Tracing The Origins Of The Tuatha Dé Danann To Greece

The Tuatha Dé Danann is one of the most mysterious peoples of the British Isles. Fascinatingly enough, some Celtic traditions place the prehistory of the Tuatha Dé Danann on the Greek islands in ages past. Although scholars often disregard this information as later interpolations, authors like Robert Graves in his well-known book, The White Goddess, did take it seriously, writing: “According to an archaeologically plausible Irish tradition in the ‘Book of Invasions’, the Tuatha de Danaan had been driven northward from Greece… and eventually reached Ireland by way of Denmark…. The date of their arrival in Britain is recorded as 1472 BC, for what that is worth.”

If there is any truth to this tradition, it would perhaps not pertain to classical Greek times but rather involve early Celtic and pre-Homeric traditions. None of these are available any longer, except for what remains of those Celtic traditions mostly in Christianised versions, and what is preserved of pre-Homeric traditions in later Greek traditions. This makes the task at hand all the more difficult and warrants a deeper look into the migration traditions about the Tuatha Dé Danann.  

Migration Legends

Who was the Tuatha Dé Danann? Scholars usually take the name to mean “people/folk of the goddess Danu”, with Danu referring to an ancient Mother Goddess. The Welsh called them ‘Children of Don’. They were regarded as having been of supernatural or divine descent. Among the members of this ancient people count many Celtic gods, some of whom having been worshipped across the Celtic world. They were remembered for having brought civilisation to the Celts.

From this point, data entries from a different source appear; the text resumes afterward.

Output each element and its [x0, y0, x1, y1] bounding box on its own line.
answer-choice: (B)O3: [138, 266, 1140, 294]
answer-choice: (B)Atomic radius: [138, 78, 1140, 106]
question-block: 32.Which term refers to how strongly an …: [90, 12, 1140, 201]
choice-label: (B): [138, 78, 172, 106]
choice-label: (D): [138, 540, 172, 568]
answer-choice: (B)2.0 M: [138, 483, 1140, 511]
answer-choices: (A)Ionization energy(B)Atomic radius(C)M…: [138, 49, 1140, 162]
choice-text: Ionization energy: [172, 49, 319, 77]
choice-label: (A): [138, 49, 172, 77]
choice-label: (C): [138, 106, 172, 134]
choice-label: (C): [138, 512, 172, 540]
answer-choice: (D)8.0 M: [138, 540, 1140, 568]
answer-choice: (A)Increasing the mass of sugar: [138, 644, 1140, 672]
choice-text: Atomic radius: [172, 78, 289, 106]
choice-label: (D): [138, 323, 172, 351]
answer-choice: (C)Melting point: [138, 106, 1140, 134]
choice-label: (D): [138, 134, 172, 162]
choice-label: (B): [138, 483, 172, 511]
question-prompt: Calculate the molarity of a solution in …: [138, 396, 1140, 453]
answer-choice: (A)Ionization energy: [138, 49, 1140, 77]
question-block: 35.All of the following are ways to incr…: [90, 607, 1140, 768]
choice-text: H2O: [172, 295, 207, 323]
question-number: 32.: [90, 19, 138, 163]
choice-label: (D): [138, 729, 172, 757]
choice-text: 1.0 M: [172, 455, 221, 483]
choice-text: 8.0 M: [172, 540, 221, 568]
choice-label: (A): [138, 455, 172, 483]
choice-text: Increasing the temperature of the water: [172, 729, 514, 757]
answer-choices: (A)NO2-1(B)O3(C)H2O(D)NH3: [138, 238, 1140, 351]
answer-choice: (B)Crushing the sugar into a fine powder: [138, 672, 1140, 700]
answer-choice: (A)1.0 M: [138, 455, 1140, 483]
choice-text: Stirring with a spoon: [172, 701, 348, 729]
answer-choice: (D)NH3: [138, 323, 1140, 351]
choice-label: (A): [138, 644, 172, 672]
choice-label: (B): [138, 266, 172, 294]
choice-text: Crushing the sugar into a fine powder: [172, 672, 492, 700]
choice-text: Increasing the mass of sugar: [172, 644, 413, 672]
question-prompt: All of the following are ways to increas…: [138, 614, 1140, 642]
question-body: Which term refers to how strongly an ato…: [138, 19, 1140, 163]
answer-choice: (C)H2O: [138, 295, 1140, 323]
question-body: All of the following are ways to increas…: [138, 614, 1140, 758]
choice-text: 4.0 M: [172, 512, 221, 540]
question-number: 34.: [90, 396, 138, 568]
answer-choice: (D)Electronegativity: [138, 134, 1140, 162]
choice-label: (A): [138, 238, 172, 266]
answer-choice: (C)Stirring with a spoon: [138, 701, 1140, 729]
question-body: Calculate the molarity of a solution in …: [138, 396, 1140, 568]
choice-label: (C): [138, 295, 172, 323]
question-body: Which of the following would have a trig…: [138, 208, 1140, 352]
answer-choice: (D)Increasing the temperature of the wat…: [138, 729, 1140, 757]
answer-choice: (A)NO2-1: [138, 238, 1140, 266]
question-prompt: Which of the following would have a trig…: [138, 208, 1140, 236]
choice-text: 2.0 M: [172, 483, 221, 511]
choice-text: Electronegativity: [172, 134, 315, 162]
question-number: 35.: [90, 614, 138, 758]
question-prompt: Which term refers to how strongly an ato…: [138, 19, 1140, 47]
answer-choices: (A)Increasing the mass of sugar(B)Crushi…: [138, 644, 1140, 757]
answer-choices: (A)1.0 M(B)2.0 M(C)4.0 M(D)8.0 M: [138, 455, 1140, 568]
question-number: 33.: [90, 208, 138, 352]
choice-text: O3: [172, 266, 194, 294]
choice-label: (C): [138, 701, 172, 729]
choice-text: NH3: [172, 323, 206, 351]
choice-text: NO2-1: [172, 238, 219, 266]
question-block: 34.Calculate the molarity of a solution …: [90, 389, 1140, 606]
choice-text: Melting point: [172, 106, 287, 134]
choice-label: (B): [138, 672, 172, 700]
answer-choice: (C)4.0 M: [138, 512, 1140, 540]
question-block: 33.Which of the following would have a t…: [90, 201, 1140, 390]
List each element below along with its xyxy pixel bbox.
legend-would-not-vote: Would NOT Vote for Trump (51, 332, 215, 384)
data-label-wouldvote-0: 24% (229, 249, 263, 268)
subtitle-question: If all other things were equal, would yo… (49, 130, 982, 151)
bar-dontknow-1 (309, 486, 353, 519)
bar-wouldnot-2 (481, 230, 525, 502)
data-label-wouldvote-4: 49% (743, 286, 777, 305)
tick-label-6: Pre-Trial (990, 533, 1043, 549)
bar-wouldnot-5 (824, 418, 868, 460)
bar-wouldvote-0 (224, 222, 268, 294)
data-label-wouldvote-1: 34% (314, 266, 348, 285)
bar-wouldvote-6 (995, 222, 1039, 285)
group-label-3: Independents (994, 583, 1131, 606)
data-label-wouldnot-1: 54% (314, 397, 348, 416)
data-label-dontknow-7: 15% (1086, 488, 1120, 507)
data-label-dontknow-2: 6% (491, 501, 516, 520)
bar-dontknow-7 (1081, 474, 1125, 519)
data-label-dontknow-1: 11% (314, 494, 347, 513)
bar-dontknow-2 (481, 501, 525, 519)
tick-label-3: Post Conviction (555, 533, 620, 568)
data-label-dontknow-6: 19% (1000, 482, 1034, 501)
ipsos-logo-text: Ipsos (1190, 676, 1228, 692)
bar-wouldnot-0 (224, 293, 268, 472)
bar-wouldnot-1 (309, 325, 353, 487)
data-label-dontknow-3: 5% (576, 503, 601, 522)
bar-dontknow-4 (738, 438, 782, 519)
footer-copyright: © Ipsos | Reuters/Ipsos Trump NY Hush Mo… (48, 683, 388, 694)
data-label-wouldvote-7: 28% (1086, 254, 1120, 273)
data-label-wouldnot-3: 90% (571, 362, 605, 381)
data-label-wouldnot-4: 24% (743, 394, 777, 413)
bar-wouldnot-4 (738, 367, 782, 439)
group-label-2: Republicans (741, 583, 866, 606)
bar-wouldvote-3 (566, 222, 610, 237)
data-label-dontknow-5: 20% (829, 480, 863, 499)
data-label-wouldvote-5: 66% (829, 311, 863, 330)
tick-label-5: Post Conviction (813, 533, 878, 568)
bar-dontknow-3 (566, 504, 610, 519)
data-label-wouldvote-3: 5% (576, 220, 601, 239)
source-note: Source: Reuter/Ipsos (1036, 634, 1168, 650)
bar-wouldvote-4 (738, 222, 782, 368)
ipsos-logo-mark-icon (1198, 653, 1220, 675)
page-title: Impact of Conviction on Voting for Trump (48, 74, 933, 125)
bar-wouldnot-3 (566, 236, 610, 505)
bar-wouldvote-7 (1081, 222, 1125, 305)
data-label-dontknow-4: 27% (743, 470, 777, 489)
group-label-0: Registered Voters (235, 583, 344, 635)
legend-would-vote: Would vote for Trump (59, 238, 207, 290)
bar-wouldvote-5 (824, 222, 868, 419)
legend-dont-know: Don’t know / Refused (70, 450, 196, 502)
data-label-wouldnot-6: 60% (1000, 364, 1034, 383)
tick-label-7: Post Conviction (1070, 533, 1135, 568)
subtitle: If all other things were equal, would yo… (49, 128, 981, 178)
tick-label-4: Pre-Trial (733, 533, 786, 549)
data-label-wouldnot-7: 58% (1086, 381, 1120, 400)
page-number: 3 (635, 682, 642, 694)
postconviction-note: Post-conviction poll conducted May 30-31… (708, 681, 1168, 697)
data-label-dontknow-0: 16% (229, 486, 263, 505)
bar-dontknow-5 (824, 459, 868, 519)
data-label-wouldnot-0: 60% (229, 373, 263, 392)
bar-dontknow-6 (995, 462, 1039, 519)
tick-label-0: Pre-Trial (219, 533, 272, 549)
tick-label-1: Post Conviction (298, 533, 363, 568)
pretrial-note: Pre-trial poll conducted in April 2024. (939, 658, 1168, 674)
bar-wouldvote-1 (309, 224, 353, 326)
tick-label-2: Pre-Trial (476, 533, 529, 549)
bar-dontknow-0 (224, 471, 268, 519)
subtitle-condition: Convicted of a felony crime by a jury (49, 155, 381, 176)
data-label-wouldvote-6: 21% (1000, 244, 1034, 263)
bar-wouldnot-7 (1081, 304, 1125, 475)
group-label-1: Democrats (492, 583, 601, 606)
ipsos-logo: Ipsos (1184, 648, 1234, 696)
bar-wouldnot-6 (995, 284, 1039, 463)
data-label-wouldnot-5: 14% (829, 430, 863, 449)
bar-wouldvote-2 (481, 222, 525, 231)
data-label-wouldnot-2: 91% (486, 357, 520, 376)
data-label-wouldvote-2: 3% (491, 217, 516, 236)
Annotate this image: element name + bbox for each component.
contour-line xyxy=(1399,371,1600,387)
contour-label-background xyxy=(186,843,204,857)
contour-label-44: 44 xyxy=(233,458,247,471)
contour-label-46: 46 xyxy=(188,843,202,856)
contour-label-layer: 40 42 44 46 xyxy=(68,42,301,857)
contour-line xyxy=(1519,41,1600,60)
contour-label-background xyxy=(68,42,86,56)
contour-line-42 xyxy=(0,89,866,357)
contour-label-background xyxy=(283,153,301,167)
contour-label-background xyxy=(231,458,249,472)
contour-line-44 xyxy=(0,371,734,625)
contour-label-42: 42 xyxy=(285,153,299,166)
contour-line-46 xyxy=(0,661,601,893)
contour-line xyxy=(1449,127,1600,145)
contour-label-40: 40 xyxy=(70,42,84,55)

According to the Lebor Gabála Érenn, or The Book of Invasions, which recounts the different settlements on the British Isles that took place through the ages, the Tuatha Dé Danann once resided in the eastern Mediterranean, in cities like Athens, where they were the teachers of the Greeks. In this role they were portrayed as especially skilled in the crafts and magic arts (druidism). Among those early ancestors counted mighty kings, different clans and great poets. In fact, the earliest Druids, namely Partholón and his companions, were also said to have come from Greece. There can be little doubt that this tradition is strikingly similar to the Greek tradition about the Pelasgians who once resided in Athens and were the teachers of the Greeks in matters concerning their mystery cults.